In the case of InnoDB (which should be your default storage engine with MySQL), inserts and updates and deletes change primary key or unique key indexes immediately. But they never rebuild the whole index, they add new values into (or take values out of) these indexes.

For non-unique indexes, InnoDB performs change buffering. That is, it queues the changes, which will be merged into the index later in the background. It will even consolidate changes so that the physical updates to the index are done more efficiently.

You don't have to do anything to enable this feature, because it's enabled by default. MySQL 5.1 does change buffering only for INSERT. MySQL 5.5 and later additionally does change buffering for UPDATE and DELETE.

You can disable this feature if you want (for instance if you use SSD, avoiding random I/O is not so important, and you might want to ensure that queued changes don't accumulate). Normally, you should keep the feature enabled.

OTHER TIPS

MySQL doesn't "rebuild" the index after every insert. MySQL inserts one or more rows into an existing index.

MySQL has lots of unusual options, and I don't know all of them. I would be surprised if there were an option that said: "Oh, let the index on the table be out of synch with the data in the table." Doesn't sound reasonable.

If you have lots of inserts, the best strategy is to do the inserts in one statement. Instead of:

insert into t(...)
    select . . .
    from t2
    where id = id1;

Do:

insert into t(...)
    select . . .
    from t2
    where id in (id1, id2, . . .)

An extension on this is to insert into a temporary table. Then just load the temporary table into the big table all at once:

insert into t(...)
    select ...
    from temptable;

Finally, it is sometimes faster to drop indexes, do a big insert (in one or more steps), and then re-create the indexes.

One caution: if you drop unique indexes you are also dropping the unique constraint. This is important if you are using on duplicate key update, because it needs a secondary index to find the duplicate key (except for the primary key).

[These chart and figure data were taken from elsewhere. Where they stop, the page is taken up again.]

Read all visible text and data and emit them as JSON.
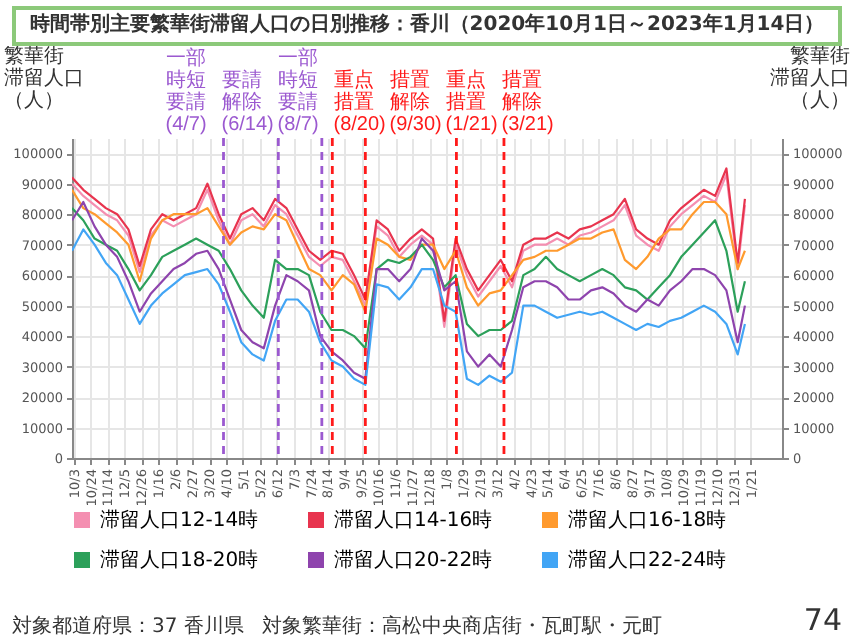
{
  "chart_data": {
    "type": "line",
    "title": "時間帯別主要繁華街滞留人口の日別推移：香川（2020年10月1日～2023年1月14日）",
    "ylabel": "繁華街滞留人口（人）",
    "y2label": "繁華街滞留人口（人）",
    "x": [
      "2020-10-01",
      "2020-10-15",
      "2020-10-29",
      "2020-11-12",
      "2020-11-26",
      "2020-12-10",
      "2020-12-24",
      "2021-01-07",
      "2021-01-21",
      "2021-02-04",
      "2021-02-18",
      "2021-03-04",
      "2021-03-18",
      "2021-04-01",
      "2021-04-15",
      "2021-04-29",
      "2021-05-13",
      "2021-05-27",
      "2021-06-10",
      "2021-06-24",
      "2021-07-08",
      "2021-07-22",
      "2021-08-05",
      "2021-08-19",
      "2021-09-02",
      "2021-09-16",
      "2021-09-30",
      "2021-10-14",
      "2021-10-28",
      "2021-11-11",
      "2021-11-25",
      "2021-12-09",
      "2021-12-23",
      "2022-01-06",
      "2022-01-20",
      "2022-02-03",
      "2022-02-17",
      "2022-03-03",
      "2022-03-17",
      "2022-03-31",
      "2022-04-14",
      "2022-04-28",
      "2022-05-12",
      "2022-05-26",
      "2022-06-09",
      "2022-06-23",
      "2022-07-07",
      "2022-07-21",
      "2022-08-04",
      "2022-08-18",
      "2022-09-01",
      "2022-09-15",
      "2022-09-29",
      "2022-10-13",
      "2022-10-27",
      "2022-11-10",
      "2022-11-24",
      "2022-12-08",
      "2022-12-22",
      "2023-01-05",
      "2023-01-14"
    ],
    "series": [
      {
        "name": "滞留人口12-14時",
        "color": "#f48fb1",
        "values": [
          90000,
          86000,
          83000,
          80000,
          78000,
          73000,
          61000,
          73000,
          78000,
          76000,
          78000,
          80000,
          88000,
          78000,
          70000,
          78000,
          80000,
          76000,
          83000,
          80000,
          73000,
          66000,
          63000,
          66000,
          65000,
          58000,
          50000,
          76000,
          73000,
          66000,
          70000,
          73000,
          70000,
          43000,
          70000,
          60000,
          53000,
          58000,
          63000,
          56000,
          68000,
          70000,
          70000,
          72000,
          70000,
          73000,
          74000,
          76000,
          78000,
          83000,
          73000,
          70000,
          68000,
          76000,
          80000,
          83000,
          86000,
          84000,
          93000,
          62000,
          83000
        ]
      },
      {
        "name": "滞留人口14-16時",
        "color": "#e8344e",
        "values": [
          92000,
          88000,
          85000,
          82000,
          80000,
          75000,
          63000,
          75000,
          80000,
          78000,
          80000,
          82000,
          90000,
          80000,
          72000,
          80000,
          82000,
          78000,
          85000,
          82000,
          75000,
          68000,
          65000,
          68000,
          67000,
          60000,
          52000,
          78000,
          75000,
          68000,
          72000,
          75000,
          72000,
          45000,
          72000,
          62000,
          55000,
          60000,
          65000,
          58000,
          70000,
          72000,
          72000,
          74000,
          72000,
          75000,
          76000,
          78000,
          80000,
          85000,
          75000,
          72000,
          70000,
          78000,
          82000,
          85000,
          88000,
          86000,
          95000,
          64000,
          85000
        ]
      },
      {
        "name": "滞留人口16-18時",
        "color": "#ff9a2e",
        "values": [
          88000,
          82000,
          80000,
          77000,
          74000,
          70000,
          58000,
          72000,
          78000,
          80000,
          80000,
          80000,
          82000,
          76000,
          70000,
          74000,
          76000,
          75000,
          80000,
          78000,
          70000,
          62000,
          60000,
          55000,
          60000,
          57000,
          48000,
          72000,
          70000,
          66000,
          65000,
          70000,
          70000,
          62000,
          68000,
          56000,
          50000,
          54000,
          55000,
          60000,
          65000,
          66000,
          68000,
          68000,
          70000,
          72000,
          72000,
          74000,
          75000,
          65000,
          62000,
          66000,
          72000,
          75000,
          75000,
          80000,
          84000,
          84000,
          80000,
          62000,
          68000
        ]
      },
      {
        "name": "滞留人口18-20時",
        "color": "#2ca05a",
        "values": [
          82000,
          78000,
          72000,
          70000,
          68000,
          62000,
          55000,
          60000,
          66000,
          68000,
          70000,
          72000,
          70000,
          68000,
          62000,
          55000,
          50000,
          46000,
          65000,
          62000,
          62000,
          60000,
          48000,
          42000,
          42000,
          40000,
          36000,
          62000,
          65000,
          64000,
          66000,
          70000,
          65000,
          56000,
          60000,
          44000,
          40000,
          42000,
          42000,
          45000,
          60000,
          62000,
          66000,
          62000,
          60000,
          58000,
          60000,
          62000,
          60000,
          56000,
          55000,
          52000,
          56000,
          60000,
          66000,
          70000,
          74000,
          78000,
          68000,
          48000,
          58000
        ]
      },
      {
        "name": "滞留人口20-22時",
        "color": "#8e44ad",
        "values": [
          78000,
          84000,
          76000,
          70000,
          66000,
          58000,
          48000,
          54000,
          58000,
          62000,
          64000,
          67000,
          68000,
          62000,
          52000,
          42000,
          38000,
          36000,
          50000,
          60000,
          58000,
          55000,
          40000,
          35000,
          32000,
          28000,
          26000,
          62000,
          62000,
          58000,
          62000,
          72000,
          68000,
          55000,
          58000,
          35000,
          30000,
          34000,
          30000,
          42000,
          56000,
          58000,
          58000,
          56000,
          52000,
          52000,
          55000,
          56000,
          54000,
          50000,
          48000,
          52000,
          50000,
          55000,
          58000,
          62000,
          62000,
          60000,
          55000,
          38000,
          50000
        ]
      },
      {
        "name": "滞留人口22-24時",
        "color": "#42a5f5",
        "values": [
          68000,
          75000,
          70000,
          64000,
          60000,
          52000,
          44000,
          50000,
          54000,
          57000,
          60000,
          61000,
          62000,
          57000,
          48000,
          38000,
          34000,
          32000,
          45000,
          52000,
          52000,
          48000,
          38000,
          32000,
          30000,
          26000,
          24000,
          57000,
          56000,
          52000,
          56000,
          62000,
          62000,
          50000,
          48000,
          26000,
          24000,
          27000,
          25000,
          28000,
          50000,
          50000,
          48000,
          46000,
          47000,
          48000,
          47000,
          48000,
          46000,
          44000,
          42000,
          44000,
          43000,
          45000,
          46000,
          48000,
          50000,
          48000,
          44000,
          34000,
          44000
        ]
      }
    ],
    "xlim": [
      "2020-10-01",
      "2023-03-01"
    ],
    "xticks": [
      {
        "value": "2020-10-03",
        "label": "10/3"
      },
      {
        "value": "2020-10-24",
        "label": "10/24"
      },
      {
        "value": "2020-11-14",
        "label": "11/14"
      },
      {
        "value": "2020-12-05",
        "label": "12/5"
      },
      {
        "value": "2020-12-26",
        "label": "12/26"
      },
      {
        "value": "2021-01-16",
        "label": "1/16"
      },
      {
        "value": "2021-02-06",
        "label": "2/6"
      },
      {
        "value": "2021-02-27",
        "label": "2/27"
      },
      {
        "value": "2021-03-20",
        "label": "3/20"
      },
      {
        "value": "2021-04-10",
        "label": "4/10"
      },
      {
        "value": "2021-05-01",
        "label": "5/1"
      },
      {
        "value": "2021-05-22",
        "label": "5/22"
      },
      {
        "value": "2021-06-12",
        "label": "6/12"
      },
      {
        "value": "2021-07-03",
        "label": "7/3"
      },
      {
        "value": "2021-07-24",
        "label": "7/24"
      },
      {
        "value": "2021-08-14",
        "label": "8/14"
      },
      {
        "value": "2021-09-04",
        "label": "9/4"
      },
      {
        "value": "2021-09-25",
        "label": "9/25"
      },
      {
        "value": "2021-10-16",
        "label": "10/16"
      },
      {
        "value": "2021-11-06",
        "label": "11/6"
      },
      {
        "value": "2021-11-27",
        "label": "11/27"
      },
      {
        "value": "2021-12-18",
        "label": "12/18"
      },
      {
        "value": "2022-01-08",
        "label": "1/8"
      },
      {
        "value": "2022-01-29",
        "label": "1/29"
      },
      {
        "value": "2022-02-19",
        "label": "2/19"
      },
      {
        "value": "2022-03-12",
        "label": "3/12"
      },
      {
        "value": "2022-04-02",
        "label": "4/2"
      },
      {
        "value": "2022-04-23",
        "label": "4/23"
      },
      {
        "value": "2022-05-14",
        "label": "5/14"
      },
      {
        "value": "2022-06-04",
        "label": "6/4"
      },
      {
        "value": "2022-06-25",
        "label": "6/25"
      },
      {
        "value": "2022-07-16",
        "label": "7/16"
      },
      {
        "value": "2022-08-06",
        "label": "8/6"
      },
      {
        "value": "2022-08-27",
        "label": "8/27"
      },
      {
        "value": "2022-09-17",
        "label": "9/17"
      },
      {
        "value": "2022-10-08",
        "label": "10/8"
      },
      {
        "value": "2022-10-29",
        "label": "10/29"
      },
      {
        "value": "2022-11-19",
        "label": "11/19"
      },
      {
        "value": "2022-12-10",
        "label": "12/10"
      },
      {
        "value": "2022-12-31",
        "label": "12/31"
      },
      {
        "value": "2023-01-21",
        "label": "1/21"
      }
    ],
    "ylim": [
      0,
      105000
    ],
    "yticks": [
      0,
      10000,
      20000,
      30000,
      40000,
      50000,
      60000,
      70000,
      80000,
      90000,
      100000
    ],
    "y2lim": [
      0,
      105000
    ],
    "y2ticks": [
      0,
      10000,
      20000,
      30000,
      40000,
      50000,
      60000,
      70000,
      80000,
      90000,
      100000
    ],
    "ref_lines": [
      {
        "axis": "x",
        "value": "2021-04-07",
        "label": "一部時短要請(4/7)",
        "color": "#9b59d0",
        "line_style": "dashed"
      },
      {
        "axis": "x",
        "value": "2021-06-14",
        "label": "要請解除(6/14)",
        "color": "#9b59d0",
        "line_style": "dashed"
      },
      {
        "axis": "x",
        "value": "2021-08-07",
        "label": "一部時短要請(8/7)",
        "color": "#9b59d0",
        "line_style": "dashed"
      },
      {
        "axis": "x",
        "value": "2021-08-20",
        "label": "重点措置(8/20)",
        "color": "#ff1a1a",
        "line_style": "dashed"
      },
      {
        "axis": "x",
        "value": "2021-09-30",
        "label": "措置解除(9/30)",
        "color": "#ff1a1a",
        "line_style": "dashed"
      },
      {
        "axis": "x",
        "value": "2022-01-21",
        "label": "重点措置(1/21)",
        "color": "#ff1a1a",
        "line_style": "dashed"
      },
      {
        "axis": "x",
        "value": "2022-03-21",
        "label": "措置解除(3/21)",
        "color": "#ff1a1a",
        "line_style": "dashed"
      }
    ],
    "annotations": [
      "対象都道府県：37 香川県",
      "対象繁華街：高松中央商店街・瓦町駅・元町",
      "74"
    ],
    "grid": true,
    "legend": "bottom"
  }
}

When MySQL updates the index due to an insert, does it rebuild the entire index?

No, MySQL doesn't "rebuild" the index on each insert.

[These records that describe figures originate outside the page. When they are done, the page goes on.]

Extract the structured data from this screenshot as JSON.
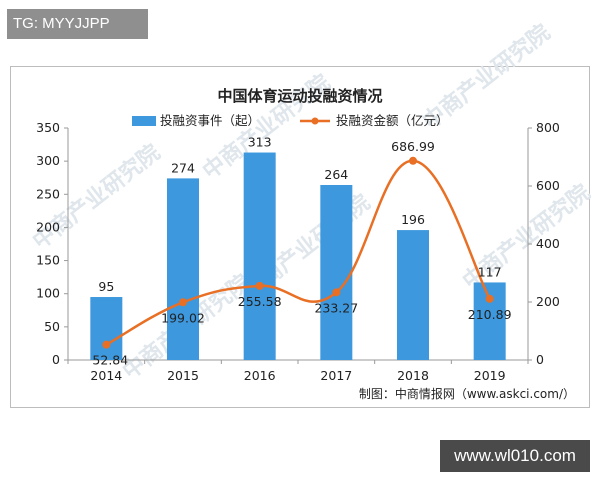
{
  "tag_label": "TG: MYYJJPP",
  "site_label": "www.wl010.com",
  "watermark_text": "中商产业研究院",
  "source_note": "制图：中商情报网（www.askci.com/）",
  "colors": {
    "bar": "#3d98de",
    "line": "#e86f24",
    "text": "#222222",
    "axis": "#9a9a9a"
  },
  "chart_data": {
    "type": "bar",
    "title": "中国体育运动投融资情况",
    "categories": [
      "2014",
      "2015",
      "2016",
      "2017",
      "2018",
      "2019"
    ],
    "series": [
      {
        "name": "投融资事件（起）",
        "type": "bar",
        "axis": "left",
        "values": [
          95,
          274,
          313,
          264,
          196,
          117
        ],
        "labels": [
          "95",
          "274",
          "313",
          "264",
          "196",
          "117"
        ]
      },
      {
        "name": "投融资金额（亿元）",
        "type": "line",
        "axis": "right",
        "values": [
          52.84,
          199.02,
          255.58,
          233.27,
          686.99,
          210.89
        ],
        "labels": [
          "52.84",
          "199.02",
          "255.58",
          "233.27",
          "686.99",
          "210.89"
        ]
      }
    ],
    "y_left": {
      "min": 0,
      "max": 350,
      "ticks": [
        "0",
        "50",
        "100",
        "150",
        "200",
        "250",
        "300",
        "350"
      ]
    },
    "y_right": {
      "min": 0,
      "max": 800,
      "ticks": [
        "0",
        "200",
        "400",
        "600",
        "800"
      ]
    },
    "legend_position": "top",
    "grid": false
  }
}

MySQL's default page size is 16K. It allocates these pages in 1MB increments (called extents).

When a table is first created (indexes are rebuilt), the pages are filled up 15/16th full, leaving room for some random inserts. If your index entries are 500 bytes each each (primary key size + row data for a clustered index), that leaves room for 2 new rows to be inserted before having to split the page.

When MySQL needs to insert a row on a full page, the page must be split. MySQL will add a new page, and move half of the page data to the new page.

Within a page, records may not actually be in physical order. They'll be in the order they were inserted. They're linked in order via a form of linked list. So, even a random insert doesn't cause data to be physically reordered. Outside the need to split a page, the data isn't moved around.

After may random inserts, your pages will be from 1/2 full to full.

All of this work does affect your insert performance, as the index must be updated with each insert. In addition, an index with many half full pages will negatively affect read performance.

Now, if you're inserting rows in index order, then MySQL simply keeps adding to the end of the pages, filling them up 15/16 full, and adding an extent at a time of pages. Much less performance penalty since there is no splitting of pages, hence no moving of data is involved, not to mention the read performance benefit of nearly full pages.

So, while there is some maintenance involved in updating an index for inserts, MySQL isn't "rebuilding" the index on each insert. Also, see Bill Karwin's note about change buffering, which may affect you.

Note that MariaDB, which you are probably using if you apt install mysql on a modern system, removed the buffering mentioned in the accepted answer.

The change buffer has been disabled by default [in updates to] MariaDB 10.5, 10.6, 10.7, and 10.8, and the feature is deprecated and ignored from MariaDB 10.9.0.
Benchmarks show that the change buffer sometimes reduces performance, and in the best case seem to bring a few per cent improvement to throughput. However, [if untimely crashes occur] then the InnoDB system tablespace can grow out of control.